In the following years, as our management regime changed and forgot about their PDP crusade, we entirely disbanded the system we had set up, and developed something far more agile, human and practical. It did involve online tools but only as a component of something far more day-to-day operational in the way our managers interacted with their staff.
One significant worry to emerge this week in this new regime announcement was the possible disconnect between the MBA and the RACGP on how the program would be audited.
Dr Price told TMR that “the personal [sic] development plan will not be audited or checked by the RACGP as it is an MBA requirement and sits outside of our CPD Program. The RACGP considers this a GP’s personal information”.
Which goes to the fear that many GPs have around the idea of writing down their weaknesses or past mistakes, and what might happen with that information. It’s a reasonable fear.
So the college is hoping, I guess, to put that fear to rest.
But how does that work?
Especially when Dr Anne Tonkin told Australian Doctor earlier this week that the Board didn’t want to see any self-reflection and that such information would “be confidential between the doctor and their CPD home” (usually their college) but that the CPD home would “be expected to maintain high levels of confidentiality”.
Im not sure how these two statements reconcile. Surely someone has to do a bit of checking to make sure this new regime is being taken seriously and is leading to improvement in practice.
The program must have some form of audit and as the MBA suggests, that’s probably better done by the CPD home. It just seems like nonsense to suggest that no one will check a GPs PDP or self assessment, because of confidentiality. If that were the case, then no one will have any idea ever if the self reflection is working or not. There needs to be some form of audit.
We assume that the problem will be solved in two ways.
Some sort of contract between the CPD Home and the GP that protects the GP should anything seem awry in their data during an audit, and, the more sensible approach, proper engagement and training of the GP so that in filling out their self-reflection data, no such issue can ever be formally identified.

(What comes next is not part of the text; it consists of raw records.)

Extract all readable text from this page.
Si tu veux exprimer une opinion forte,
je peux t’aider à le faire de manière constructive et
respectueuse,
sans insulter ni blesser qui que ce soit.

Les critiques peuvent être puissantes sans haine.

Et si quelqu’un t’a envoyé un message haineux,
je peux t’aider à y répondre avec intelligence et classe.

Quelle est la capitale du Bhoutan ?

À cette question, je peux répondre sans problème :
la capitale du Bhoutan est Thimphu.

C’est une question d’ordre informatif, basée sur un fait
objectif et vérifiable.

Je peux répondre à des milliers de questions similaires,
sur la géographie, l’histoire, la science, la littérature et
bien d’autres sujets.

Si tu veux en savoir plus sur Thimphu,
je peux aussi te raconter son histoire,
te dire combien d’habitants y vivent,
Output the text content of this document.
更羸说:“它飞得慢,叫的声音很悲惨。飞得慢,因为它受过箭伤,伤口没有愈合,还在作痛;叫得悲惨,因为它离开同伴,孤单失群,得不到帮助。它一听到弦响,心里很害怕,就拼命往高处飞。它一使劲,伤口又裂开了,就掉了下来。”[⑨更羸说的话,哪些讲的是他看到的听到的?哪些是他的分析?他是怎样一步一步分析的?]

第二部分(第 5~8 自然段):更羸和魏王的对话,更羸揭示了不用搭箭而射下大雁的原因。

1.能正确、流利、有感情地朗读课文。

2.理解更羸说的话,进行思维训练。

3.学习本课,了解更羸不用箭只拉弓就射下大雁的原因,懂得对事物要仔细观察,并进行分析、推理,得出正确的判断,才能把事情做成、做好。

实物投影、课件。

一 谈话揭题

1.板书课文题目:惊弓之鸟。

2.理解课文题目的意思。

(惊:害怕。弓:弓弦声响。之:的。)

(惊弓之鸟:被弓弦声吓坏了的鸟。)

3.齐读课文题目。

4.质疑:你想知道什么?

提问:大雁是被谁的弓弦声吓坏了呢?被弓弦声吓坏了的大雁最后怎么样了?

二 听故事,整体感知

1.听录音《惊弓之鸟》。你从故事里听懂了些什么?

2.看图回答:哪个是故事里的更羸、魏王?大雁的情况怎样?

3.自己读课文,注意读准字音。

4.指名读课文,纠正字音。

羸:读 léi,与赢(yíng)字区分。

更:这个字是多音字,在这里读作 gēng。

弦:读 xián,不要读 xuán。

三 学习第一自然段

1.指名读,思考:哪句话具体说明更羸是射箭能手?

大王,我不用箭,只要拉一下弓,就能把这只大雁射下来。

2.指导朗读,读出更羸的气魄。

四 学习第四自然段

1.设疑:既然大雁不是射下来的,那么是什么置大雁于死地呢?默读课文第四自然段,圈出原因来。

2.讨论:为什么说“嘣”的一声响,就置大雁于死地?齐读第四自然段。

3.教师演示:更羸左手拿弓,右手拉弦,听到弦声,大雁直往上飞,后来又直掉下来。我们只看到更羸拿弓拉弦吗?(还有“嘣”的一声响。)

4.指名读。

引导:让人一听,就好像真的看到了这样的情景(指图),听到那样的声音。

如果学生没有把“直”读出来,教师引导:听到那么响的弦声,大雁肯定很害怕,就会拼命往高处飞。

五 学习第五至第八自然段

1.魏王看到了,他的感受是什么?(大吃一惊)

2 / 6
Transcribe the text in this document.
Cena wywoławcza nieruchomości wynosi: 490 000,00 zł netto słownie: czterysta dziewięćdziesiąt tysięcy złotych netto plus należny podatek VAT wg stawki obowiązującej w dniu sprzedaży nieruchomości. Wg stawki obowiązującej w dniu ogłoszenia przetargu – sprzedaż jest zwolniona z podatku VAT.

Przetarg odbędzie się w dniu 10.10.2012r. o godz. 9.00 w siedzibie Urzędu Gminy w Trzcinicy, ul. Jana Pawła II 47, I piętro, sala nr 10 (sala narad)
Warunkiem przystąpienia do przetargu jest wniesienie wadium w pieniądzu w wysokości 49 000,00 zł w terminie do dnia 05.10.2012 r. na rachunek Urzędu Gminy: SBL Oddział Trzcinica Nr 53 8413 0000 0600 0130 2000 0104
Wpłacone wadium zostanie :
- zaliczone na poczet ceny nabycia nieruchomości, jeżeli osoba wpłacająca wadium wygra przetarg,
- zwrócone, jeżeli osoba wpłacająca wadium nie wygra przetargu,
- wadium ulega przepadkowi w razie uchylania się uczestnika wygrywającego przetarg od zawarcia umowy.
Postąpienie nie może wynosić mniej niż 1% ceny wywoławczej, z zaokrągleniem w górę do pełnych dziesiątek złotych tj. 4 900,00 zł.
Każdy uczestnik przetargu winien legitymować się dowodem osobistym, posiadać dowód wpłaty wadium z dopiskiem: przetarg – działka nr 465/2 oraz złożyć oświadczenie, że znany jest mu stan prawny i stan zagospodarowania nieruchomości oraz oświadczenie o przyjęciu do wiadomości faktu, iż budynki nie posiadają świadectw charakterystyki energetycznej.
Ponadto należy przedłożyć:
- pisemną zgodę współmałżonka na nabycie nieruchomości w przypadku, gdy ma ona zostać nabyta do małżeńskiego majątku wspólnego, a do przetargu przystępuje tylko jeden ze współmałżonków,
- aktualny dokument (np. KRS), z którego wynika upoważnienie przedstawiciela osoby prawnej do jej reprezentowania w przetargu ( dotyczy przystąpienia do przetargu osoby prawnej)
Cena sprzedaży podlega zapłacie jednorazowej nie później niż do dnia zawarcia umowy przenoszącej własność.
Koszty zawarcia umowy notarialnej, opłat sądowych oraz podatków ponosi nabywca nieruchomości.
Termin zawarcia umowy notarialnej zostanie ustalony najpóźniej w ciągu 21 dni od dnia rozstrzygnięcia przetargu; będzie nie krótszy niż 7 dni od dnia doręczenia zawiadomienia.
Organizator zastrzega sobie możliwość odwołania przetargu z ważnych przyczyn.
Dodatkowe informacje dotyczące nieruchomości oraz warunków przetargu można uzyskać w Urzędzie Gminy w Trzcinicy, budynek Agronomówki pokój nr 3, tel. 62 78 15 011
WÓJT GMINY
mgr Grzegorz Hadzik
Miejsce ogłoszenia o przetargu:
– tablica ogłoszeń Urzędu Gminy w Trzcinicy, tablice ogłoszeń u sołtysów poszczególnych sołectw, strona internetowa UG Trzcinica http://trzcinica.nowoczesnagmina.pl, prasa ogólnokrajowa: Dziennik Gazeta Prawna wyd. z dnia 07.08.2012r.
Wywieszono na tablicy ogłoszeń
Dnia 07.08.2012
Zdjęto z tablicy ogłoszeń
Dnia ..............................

Now I think about it I can’t remember ever reading a manager PDP in which the manager admitted to some sackable offence as a part of what they wanted to improve in themselves. It might be that there is a bit of over thinking creeping into what could happen.
The position of both the MBA and RACGP so far, that they won’t even look at a GP’s PDP or “self-reflection” component (surely someone has to look and check?), probably goes some way to identifying how much work there is to do still in engaging GPs in the process and ironing out some obvious and rather large flaws that currently exist in the lead-up to this major change.
You suspect that 18 months isn’t much time to undertake this process and all the colleges need to get a move on.
No one wants a bomb dropped on GPs without enough forewarning of the implications, or the development of suitable plans to manage any possible fall-out come January 1, 2023.
In terms of CPD, moving forward, January 1, 2023 is a bomb currently if you compare it with what our current CPD demands of GPs are and to what their perceptions probably are, especially given that the college is steadfastly saying no PLAN, when to all intents, a lot of what is coming has many of the elements of PLAN.
It’s a huge change and one that naturally would create some fear and stress among any professional.
Both colleges need to engage their members quickly and deeply in planning and even “co-designing” how they will manage their CPD from 2023, where half of it is all about identifying your weaknesses, making a plan to work on them, and then measuring your progress in that journey.